If I sing at two inches from my hypercardioid or cardioid microphone I will hear more bass due to the proximity effect. If I sing at four inches instead (double the distance) the volume sensed by the microphone will drop by 6dB and I will have less proximity effect. If, instead of moving from two to four inches, I just drop the volume of my singing by 6dB, will I get the same result as if I were singing from four inches instead of two? I tried to sing at various volumes but my trials were not very conclusive... Perhaps I do not understand the proximity effect very well! But my question is this: can you decrease the proximity effect solely by lowering the volume? Thank you!
SOS Forum post
SOS Technical Editor Hugh Robjohns replies: The change in sound level and the amount of bass boost due to proximity effect are related to the distance of the source from the mic. However, the causes are due to different aspects of the physics of sound waves — I’m afraid the proximity effect cannot be controlled simply by changing the volume of the source.
Let’s consider the relationship between sound level and distance first. The reason the volume drops by (around) 6dB when the source distance is doubled comes from the ‘inverse square law’, associated with spherical wavefronts that are produced by point-sources of sound. Imagine a very tiny sound source, much smaller than the wavelength of any sound it creates. This will produce spherical sound waves that radiate equally in all directions. As the sound moves away from the source, the surface area of the sound wave grows exponentially, but as the amount of sound energy carried by that expanding spherical wave front is fixed, the sound intensity at any particular point on that surface reduces proportionally.
To flirt briefly with some maths, the surface area of a sphere is calculated as 4πr2, and so for a given sound power (P) at the source, the sound intensity (I) at any given distance is I=P/4πr2. And this is where the ‘inverse square law’ comes from. If the distance is doubled, the sound intensity is reduced by 1/r2 — the inverse square — and if we translate that into the logarithmic decibel scale, it works out at a reduction in sound intensity of 6dB per doubling of distance.
That’s all good theory, but the practice is slightly different, as the actual measured loss of level is rarely as much as 6dB per doubling of distance. This is partly because the source is generally not a true point-source, especially for high-frequency signals with wavelengths of a similar or smaller size than the source, which mean we’re not dealing with perfect spherical waves. At large distances from the source, the wave-front curvature effectively decreases, too, approaching something more like a planar wave, and in this condition, where successive wave fronts are virtually parallel, there’s much less energy dissipation over distance.
Moving to the proximity effect, there are several ways of considering and explaining this phenomenon, but perhaps the easiest to grasp in this context also relates to the wave-front curvature — and specifically as it applies to low frequencies in (very) nearfield conditions. In deliberately simplistic terms, under nearfield conditions the high frequencies tend to arrive at the mic capsule as planar waves, so the pressure difference between the front and rear sound entry ports of a pressure-gradient capsule is relatively small.
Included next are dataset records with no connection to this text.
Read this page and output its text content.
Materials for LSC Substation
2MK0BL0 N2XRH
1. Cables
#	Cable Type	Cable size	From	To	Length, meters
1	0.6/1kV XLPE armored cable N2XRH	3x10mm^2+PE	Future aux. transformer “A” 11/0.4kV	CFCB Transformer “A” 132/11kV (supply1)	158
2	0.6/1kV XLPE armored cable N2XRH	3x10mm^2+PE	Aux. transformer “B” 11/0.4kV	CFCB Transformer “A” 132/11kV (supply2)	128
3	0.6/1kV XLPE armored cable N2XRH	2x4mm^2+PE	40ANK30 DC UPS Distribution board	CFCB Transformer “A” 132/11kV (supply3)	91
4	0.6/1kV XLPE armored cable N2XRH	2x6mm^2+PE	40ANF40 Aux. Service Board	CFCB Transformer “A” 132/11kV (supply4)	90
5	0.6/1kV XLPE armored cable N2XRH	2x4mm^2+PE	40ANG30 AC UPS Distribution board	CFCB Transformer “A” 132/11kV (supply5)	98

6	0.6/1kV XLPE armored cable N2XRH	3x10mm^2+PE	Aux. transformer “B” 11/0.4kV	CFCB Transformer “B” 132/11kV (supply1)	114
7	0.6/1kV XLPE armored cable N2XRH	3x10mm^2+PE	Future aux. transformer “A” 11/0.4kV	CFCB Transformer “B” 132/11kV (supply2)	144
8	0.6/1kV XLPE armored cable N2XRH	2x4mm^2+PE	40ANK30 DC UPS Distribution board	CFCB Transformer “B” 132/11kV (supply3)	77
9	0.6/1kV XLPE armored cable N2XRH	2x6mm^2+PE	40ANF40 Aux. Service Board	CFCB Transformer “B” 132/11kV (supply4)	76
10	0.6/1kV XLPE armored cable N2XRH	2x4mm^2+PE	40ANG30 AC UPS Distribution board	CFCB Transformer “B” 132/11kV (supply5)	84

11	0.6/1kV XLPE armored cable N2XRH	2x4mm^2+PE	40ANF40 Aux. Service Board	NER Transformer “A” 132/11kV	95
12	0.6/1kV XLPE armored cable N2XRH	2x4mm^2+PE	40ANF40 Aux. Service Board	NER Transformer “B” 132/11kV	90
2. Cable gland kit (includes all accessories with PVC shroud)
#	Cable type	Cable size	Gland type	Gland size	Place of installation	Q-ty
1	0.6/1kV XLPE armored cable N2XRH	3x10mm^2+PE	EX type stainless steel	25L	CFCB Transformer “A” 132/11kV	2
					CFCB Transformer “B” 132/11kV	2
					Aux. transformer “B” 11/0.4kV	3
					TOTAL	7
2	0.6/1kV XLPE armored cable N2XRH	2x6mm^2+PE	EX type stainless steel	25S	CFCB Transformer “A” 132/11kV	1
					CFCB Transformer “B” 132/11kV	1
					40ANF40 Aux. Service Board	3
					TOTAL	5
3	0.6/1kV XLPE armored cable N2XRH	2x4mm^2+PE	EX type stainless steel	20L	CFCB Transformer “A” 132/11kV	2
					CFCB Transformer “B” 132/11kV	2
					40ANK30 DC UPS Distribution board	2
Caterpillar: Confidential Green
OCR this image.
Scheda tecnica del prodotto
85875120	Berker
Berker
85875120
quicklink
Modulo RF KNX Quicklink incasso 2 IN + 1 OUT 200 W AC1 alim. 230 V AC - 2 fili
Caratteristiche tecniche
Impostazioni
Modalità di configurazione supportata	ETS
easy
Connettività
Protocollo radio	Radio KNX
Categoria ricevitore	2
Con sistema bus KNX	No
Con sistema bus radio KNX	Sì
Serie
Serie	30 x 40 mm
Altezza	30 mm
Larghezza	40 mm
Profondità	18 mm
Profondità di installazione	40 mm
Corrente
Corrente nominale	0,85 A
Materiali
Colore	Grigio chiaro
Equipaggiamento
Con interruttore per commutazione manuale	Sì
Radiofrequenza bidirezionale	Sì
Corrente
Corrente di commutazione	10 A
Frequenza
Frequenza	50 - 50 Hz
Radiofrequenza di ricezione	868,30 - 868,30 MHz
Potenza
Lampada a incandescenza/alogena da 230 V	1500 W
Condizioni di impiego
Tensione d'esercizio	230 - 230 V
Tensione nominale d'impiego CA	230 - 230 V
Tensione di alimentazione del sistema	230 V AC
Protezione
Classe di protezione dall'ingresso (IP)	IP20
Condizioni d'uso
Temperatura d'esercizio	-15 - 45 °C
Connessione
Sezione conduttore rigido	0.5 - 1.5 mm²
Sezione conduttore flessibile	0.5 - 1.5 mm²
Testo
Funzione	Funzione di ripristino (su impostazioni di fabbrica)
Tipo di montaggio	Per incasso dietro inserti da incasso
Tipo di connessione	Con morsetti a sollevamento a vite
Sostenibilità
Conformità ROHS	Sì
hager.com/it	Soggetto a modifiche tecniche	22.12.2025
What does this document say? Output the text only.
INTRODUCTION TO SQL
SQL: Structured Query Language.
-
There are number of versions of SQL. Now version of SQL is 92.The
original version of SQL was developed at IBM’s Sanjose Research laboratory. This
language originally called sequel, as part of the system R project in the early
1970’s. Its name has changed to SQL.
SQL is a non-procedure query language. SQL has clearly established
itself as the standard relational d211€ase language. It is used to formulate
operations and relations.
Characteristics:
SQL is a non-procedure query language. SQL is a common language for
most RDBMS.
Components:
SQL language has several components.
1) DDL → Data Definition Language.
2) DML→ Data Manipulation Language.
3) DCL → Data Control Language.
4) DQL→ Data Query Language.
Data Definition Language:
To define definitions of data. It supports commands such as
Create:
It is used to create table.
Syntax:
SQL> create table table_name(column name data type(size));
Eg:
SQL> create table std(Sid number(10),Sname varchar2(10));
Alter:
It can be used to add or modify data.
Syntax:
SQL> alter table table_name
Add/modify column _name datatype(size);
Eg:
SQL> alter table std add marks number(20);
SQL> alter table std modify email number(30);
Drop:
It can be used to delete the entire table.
In other words, the pressure-gradient response to planar waves can be considered to be independent of frequency. That’s why there’s no proximity effect for distant sources where both high and low frequencies arrive as (something very close to) planar waves.
In contrast, low frequencies in the very nearfield exhibit a high degree of wave-front curvature (the source closely resembles a point-source in comparison to the wavelength). Therefore the sound energy diminishes at a much greater rate with distance, and consequently the air pressure sensed at the front and rear ports of the microphone capsule are significantly different at low frequencies for very close sources. As it’s the difference in pressure that causes the diaphragm to move, the low-frequency sensitivity of the mic for very close sources is greatly exaggerated compared with that at high frequencies — we hear this as ‘bass tip-up’, or the proximity effect.
Changing the amplitude or volume of a nearfield source doesn’t affect the wave-front curvature, so it doesn’t affect the amount of bass tip-up; only the source distance and frequency are relevant.
However, something that will change the amount of proximity effect is the relative angle of the mic to the sound source. Rotating a directional mic (eg. a cardioid) so that it’s positioned at 90 degrees to the sound source means its front and rear sound-entry ports receive the same energy, regardless of signal frequency and wave-front curvature, so the proximity effect is eliminated.
This can be useful, as it means that partially rotating a directional mic away from the source inherently reduces the proximity effect. Of course, moving the source off-axis to a directional mic also affects the sensitivity and tonal balance, but with a typical cardioid polar pattern this is usually relatively minor over a range of 45 degrees or so. I’ve taken advantage of this feature of directional mics often, for example when miking guitar cabs with ribbon mics, where the mic needs to be close to minimise spill but the bass tip-up is overwhelming — you just need to keep in mind where the polar pattern nulls and lobes are pointing as you alter the relative angle of the mic!
So, to sum up, reducing the volume of your singing by 6dB won’t have any effect on the amount of proximity effect or bass tip-up, but moving your mouth to four inches away instead of two certainly will, as will moving off-axis around the side of the mic.